Я вышел на свежий воздух.

— Минуточку! — услышал я голос.

Меня догнал человек, которого я мельком заметил там, в книжной лавке.

— Я слышал весь разговор, — сказал он торопливо. — Не обращайте внимания на слова этого грубого и, в сущности, примитивного субъекта. Но позвольте представиться. Зубов Александр Платонович. Когда-то физик, а сегодня частный предприниматель.

Я назвал себя.

— Очень приятно. Знаете, погодка-то сырая, зябкая. Почему бы нам не посидеть в кафе и не принять чего-нибудь для согрева? Ну, хотя бы здесь.

Он показал на увитую плющом террасу. Мы зашли в кафе-бар и устроились в глубине почти пустого зала.

Лицо у него было простое, не запоминающееся, но светлые печальные глаза отражали такую прозрачность чувств, что сразу исчезло ощущение неловкости. Он расспрашивал об Израиле. Кофе оказался вкусным и ароматным.

— Знаете, — сказал он, — я вот недавно по делам бизнеса побывал в Китае. Трудно передать чувство боли за Россию, овладевшее мной. В Китае ведь тоже были и террор, и коллективизация, и культ вождей, и централизованная экономика, и диктатура кучки бюрократов под партийной вывеской. А когда настало время реформ, то нашелся мудрый человек Дэн Сяопин, понявший, что спешить ни в коем случае не следует, что реформы надо проводить осторожно. Ему было ясно, что на это и пятидесяти лет мало. А в Москве наши умники решили ввести рыночную экономику и капитализм построить за пятьсот дней.

— Ну, да, — сказал я, — Дэн Сяопин понял, что на крутых исторических виражах надо не ослаблять центральную власть, а усиливать. Китайский народ избавленный от шоковой терапии, стал строить…

— А русский, доведенный до отчаяния, бросился воровать, — прервал он меня. — В результате Китай выходит на первое место в мире по объему промышленного развития. Полтора миллиарда человек сыты, одеты, обуты. Рыночные отношения возникли в Китае естественно и гармонично развиваются. А у нас?

— У китайцев иная ментальность. Их вожди не уничтожали собственный народ и не грабили свою страну.

— То-то и оно, — усмехнулся Александр Платонович. — Мы ведь до сих пор гордимся своими подонками, как ветераны орденами. Где наша национальная гордость? Жрем, потребляем, ведем растительную жизнь. Привыкаем к таким вещам, которые прежде и присниться не могли.

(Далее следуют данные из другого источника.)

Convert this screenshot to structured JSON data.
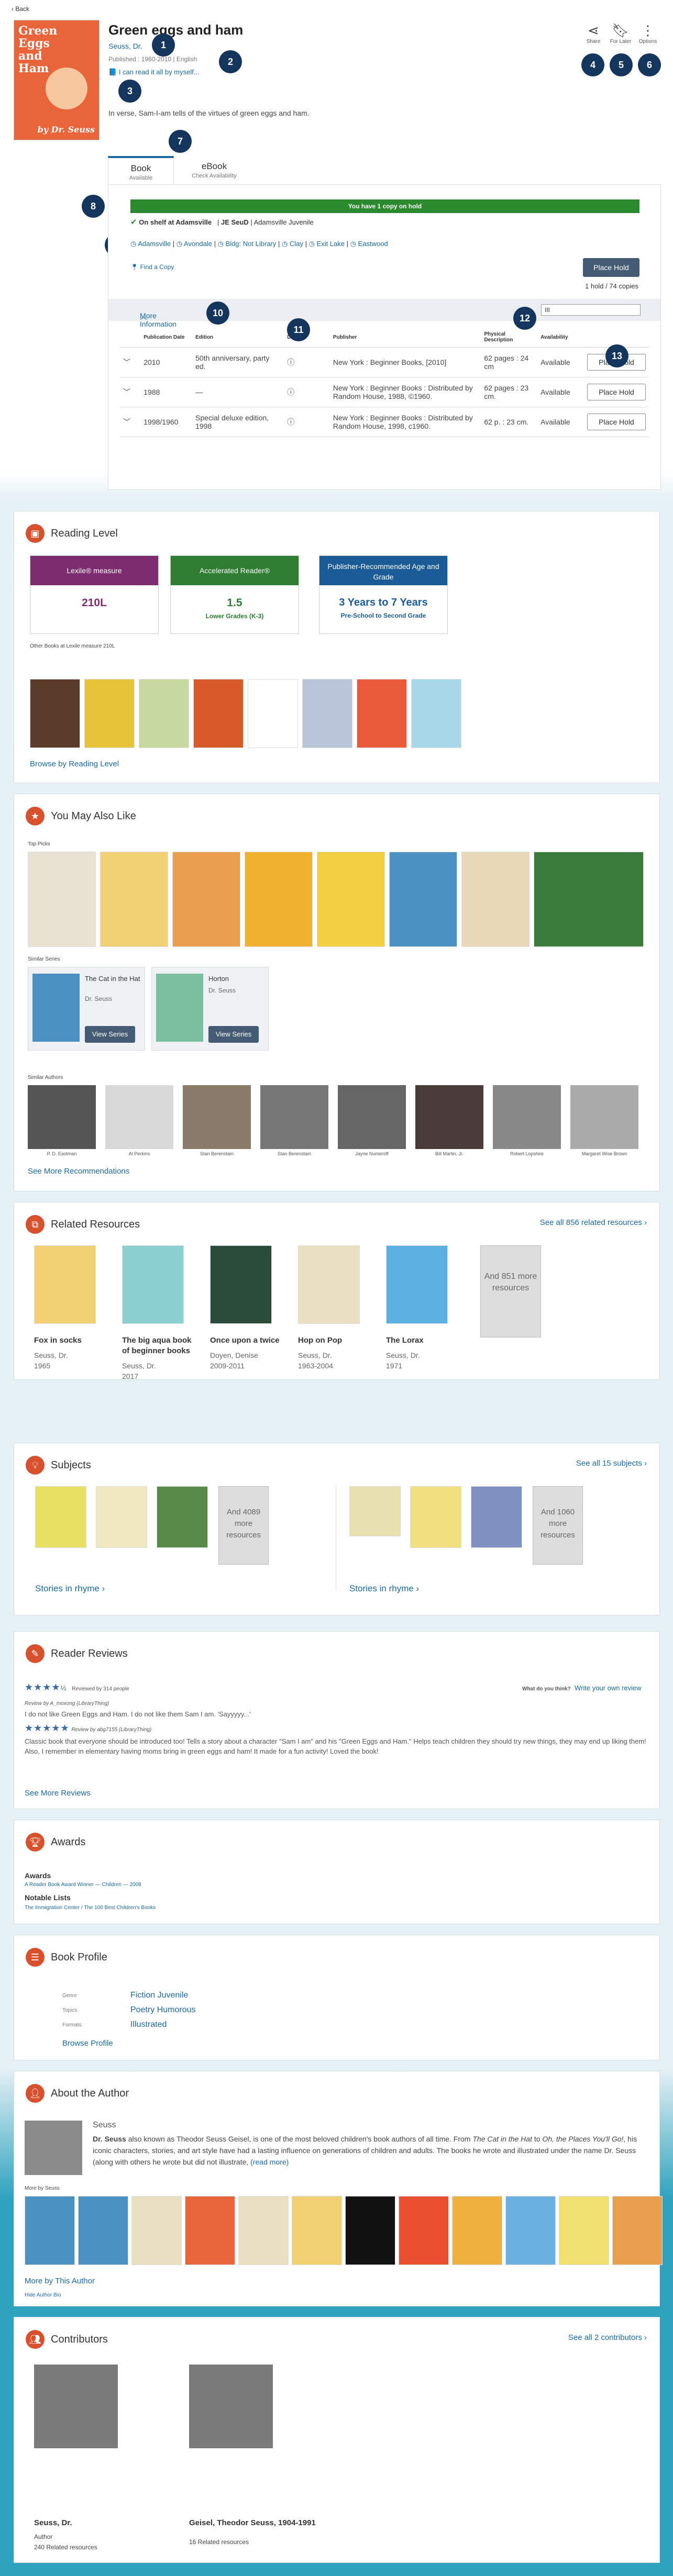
{
  "back": "Back",
  "book": {
    "title": "Green eggs and ham",
    "author": "Seuss, Dr.",
    "published": "Published : 1960-2010 | English",
    "series": "I can read it all by myself...",
    "description": "In verse, Sam-I-am tells of the virtues of green eggs and ham.",
    "cover_title": "Green Eggs and Ham",
    "cover_author": "by Dr. Seuss"
  },
  "actions": {
    "share": "Share",
    "for_later": "For Later",
    "options": "Options"
  },
  "markers": [
    "1",
    "2",
    "3",
    "4",
    "5",
    "6",
    "7",
    "8",
    "9",
    "10",
    "11",
    "12",
    "13"
  ],
  "tabs": [
    {
      "label": "Book",
      "sub": "Available"
    },
    {
      "label": "eBook",
      "sub": "Check Availability"
    }
  ],
  "hold": {
    "banner": "You have 1 copy on hold",
    "shelf_status": "On shelf at Adamsville",
    "call_number": "JE SeuD",
    "shelf_loc": "Adamsville Juvenile",
    "locations": [
      "Adamsville",
      "Avondale",
      "Bldg: Not Library",
      "Clay",
      "Exit Lake",
      "Eastwood"
    ],
    "find_copy": "Find a Copy",
    "place_hold": "Place Hold",
    "hold_count": "1 hold / 74 copies",
    "more_info": "More Information",
    "filter": "III"
  },
  "copies_table": {
    "headers": [
      "",
      "Publication Date",
      "Edition",
      "Details",
      "Publisher",
      "Physical Description",
      "Availability",
      ""
    ],
    "rows": [
      {
        "date": "2010",
        "edition": "50th anniversary, party ed.",
        "publisher": "New York : Beginner Books, [2010]",
        "phys": "62 pages : 24 cm",
        "avail": "Available",
        "btn": "Place Hold"
      },
      {
        "date": "1988",
        "edition": "—",
        "publisher": "New York : Beginner Books : Distributed by Random House, 1988, ©1960.",
        "phys": "62 pages : 23 cm.",
        "avail": "Available",
        "btn": "Place Hold"
      },
      {
        "date": "1998/1960",
        "edition": "Special deluxe edition, 1998",
        "publisher": "New York : Beginner Books : Distributed by Random House, 1998, c1960.",
        "phys": "62 p. : 23 cm.",
        "avail": "Available",
        "btn": "Place Hold"
      }
    ]
  },
  "reading_level": {
    "title": "Reading Level",
    "boxes": [
      {
        "head": "Lexile® measure",
        "value": "210L",
        "sub": "",
        "color": "#7b2d6e",
        "valcolor": "#7b2d6e"
      },
      {
        "head": "Accelerated Reader®",
        "value": "1.5",
        "sub": "Lower Grades (K-3)",
        "color": "#2e7d32",
        "valcolor": "#2e7d32"
      },
      {
        "head": "Publisher-Recommended Age and Grade",
        "value": "3 Years to 7 Years",
        "sub": "Pre-School to Second Grade",
        "color": "#1a5b96",
        "valcolor": "#1a5b96"
      }
    ],
    "other_label": "Other Books at Lexile measure 210L",
    "browse": "Browse by Reading Level"
  },
  "also_like": {
    "title": "You May Also Like",
    "top_picks": "Top Picks",
    "similar_series": "Similar Series",
    "series": [
      {
        "name": "The Cat in the Hat",
        "author": "Dr. Seuss",
        "btn": "View Series"
      },
      {
        "name": "Horton",
        "author": "Dr. Seuss",
        "btn": "View Series"
      }
    ],
    "similar_authors": "Similar Authors",
    "authors": [
      "P. D. Eastman",
      "Al Perkins",
      "Stan Berenstain",
      "Stan Berenstain",
      "Jayne Numeroff",
      "Bill Martin, Jr.",
      "Robert Lopshire",
      "Margaret Wise Brown"
    ],
    "see_more": "See More Recommendations"
  },
  "related": {
    "title": "Related Resources",
    "see_all": "See all 856 related resources",
    "items": [
      {
        "title": "Fox in socks",
        "author": "Seuss, Dr.",
        "year": "1965"
      },
      {
        "title": "The big aqua book of beginner books",
        "author": "Seuss, Dr.",
        "year": "2017"
      },
      {
        "title": "Once upon a twice",
        "author": "Doyen, Denise",
        "year": "2009-2011"
      },
      {
        "title": "Hop on Pop",
        "author": "Seuss, Dr.",
        "year": "1963-2004"
      },
      {
        "title": "The Lorax",
        "author": "Seuss, Dr.",
        "year": "1971"
      }
    ],
    "more": "And 851 more resources"
  },
  "subjects": {
    "title": "Subjects",
    "see_all": "See all 15 subjects",
    "groups": [
      {
        "more": "And 4089 more resources",
        "link": "Stories in rhyme"
      },
      {
        "more": "And 1060 more resources",
        "link": "Stories in rhyme"
      }
    ]
  },
  "reviews": {
    "title": "Reader Reviews",
    "summary": "Reviewed by 314 people",
    "half": "½",
    "what_think": "What do you think?",
    "write": "Write your own review",
    "items": [
      {
        "by": "Review by A_moxong (LibraryThing)",
        "text": "I do not like Green Eggs and Ham. I do not like them Sam I am.  'Sayyyyy...'"
      },
      {
        "by": "Review by abg7155 (LibraryThing)",
        "text": "Classic book that everyone should be introduced too! Tells a story about a character \"Sam I am\" and his \"Green Eggs and Ham.\" Helps teach children they should try new things, they may end up liking them! Also, I remember in elementary having moms bring in green eggs and ham! It made for a fun activity! Loved the book!"
      }
    ],
    "see_more": "See More Reviews"
  },
  "awards": {
    "title": "Awards",
    "awards_label": "Awards",
    "award": "A Reader Book Award Winner — Children — 2008",
    "notable_label": "Notable Lists",
    "notable": "The Immigration Center / The 100 Best Children's Books"
  },
  "profile": {
    "title": "Book Profile",
    "rows": [
      {
        "label": "Genre",
        "value": "Fiction Juvenile"
      },
      {
        "label": "Topics",
        "value": "Poetry Humorous"
      },
      {
        "label": "Formats",
        "value": "Illustrated"
      }
    ],
    "browse": "Browse Profile"
  },
  "about": {
    "title": "About the Author",
    "name": "Seuss",
    "bold": "Dr. Seuss",
    "bio_a": " also known as Theodor Seuss Geisel, is one of the most beloved children's book authors of all time. From ",
    "bio_b": "The Cat in the Hat",
    "bio_c": " to ",
    "bio_d": "Oh, the Places You'll Go!",
    "bio_e": ", his iconic characters, stories, and art style have had a lasting influence on generations of children and adults. The books he wrote and illustrated under the name Dr. Seuss (along with others he wrote but did not illustrate,",
    "read_more": "(read more)",
    "more_label": "More by Seuss",
    "more_link": "More by This Author",
    "hide": "Hide Author Bio"
  },
  "contributors": {
    "title": "Contributors",
    "see_all": "See all 2 contributors",
    "people": [
      {
        "name": "Seuss, Dr.",
        "role": "Author",
        "count": "240 Related resources"
      },
      {
        "name": "Geisel, Theodor Seuss, 1904-1991",
        "role": "",
        "count": "16 Related resources"
      }
    ]
  },
  "colors": {
    "accent": "#1a6aa0",
    "brand": "#d8512e",
    "green": "#2c8a2e",
    "marker": "#14365c"
  }
}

Он скомкал салфетку длинными белыми пальцами. Когда же разговор перешел к неизбежному еврейскому вопросу, Александр Платонович произнес целый монолог:

— Вы, евреи, — народ мессианский. Всемирно-исторический. Мы, русские, в этом смысле на вас похожи. Мы тоже, так сказать, взыскуем вселенской судьбы. И нам узки рамки национальной истории. Границы и местечковое государство у подножия действующего вулкана — это не для вас. Попытаюсь развить свою мысль. Бог — это проявляющаяся в материальном мире совокупность высших законов, недоступных нашему разумению. Но хотя понять эти законы нельзя, выявить общую для них тенденцию — можно. Судя по всему, человечество находится сейчас на марше к созданию гиперэтноса. И такой универсальный этнос, как еврейский народ, контролирующий при помощи подчиненной ему интернациональной финансовой олигархии большую часть ресурсов человечества, может стать над нациями, чтобы содействовать формированию высшего типа человеческого сообщества. Думаю, в этом и есть смысл вашего рассеяния и ваша глобальная задача.

Он выжидательно смотрел на меня. Этот человек мне явно нравился, но очень уж резанула ухо «финансовая олигархия».

— Эх, Александр Платонович, и вы туда же. Слова ваши об олигархии напомнили мне афоризм Ежи Леца: «Я знаю откуда пошла легенда о еврейском богатстве. Евреи всегда за все расплачиваются». Жил когда-то в Иерусалиме такой человек — Юрий Карлович Граузе. Преподавал классическую китайскую философию в Иерусалимском университете. Родился и вырос он в Харбине, но знал и понимал русскую культуру, как дай бог нам с вами. Юрий Карлович, избежавший соприкосновения с тлетворным советским режимом, был еврейско-русским интеллигентом старой школы, — как Михаил Осипович Гершензон, к примеру. К сожалению, нет больше таких людей, вымерли, как мамонты. Однажды, много лет назад, подтрунивая над мифом о еврейском всемогуществе, он сказал: «А что? Я, например, представляю себе такую картину: где-то в Бруклине, в подвале, заваленном всяким хламом, сидит в облезлом кресле старый еврей в засаленном лапсердаке. Перед ним стоят навытяжку Брежнев, Никсон и Мао Цзе Дун. А он стучит волосатым кулачком по столу и орет, срываясь на фальцет: — Плохо работаете! Всех уволю!»

Мой собеседник засмеялся.

— Вот вы смеетесь, а ведь такие стереотипы по сути своей страшны. О вашей же концепции скажу лишь то, что если и есть какой-то смысл в двухтысячелетием хождении еврейского народа по мукам, то, на мой взгляд, сводится он к дрожжам, без которых не взойти опаре.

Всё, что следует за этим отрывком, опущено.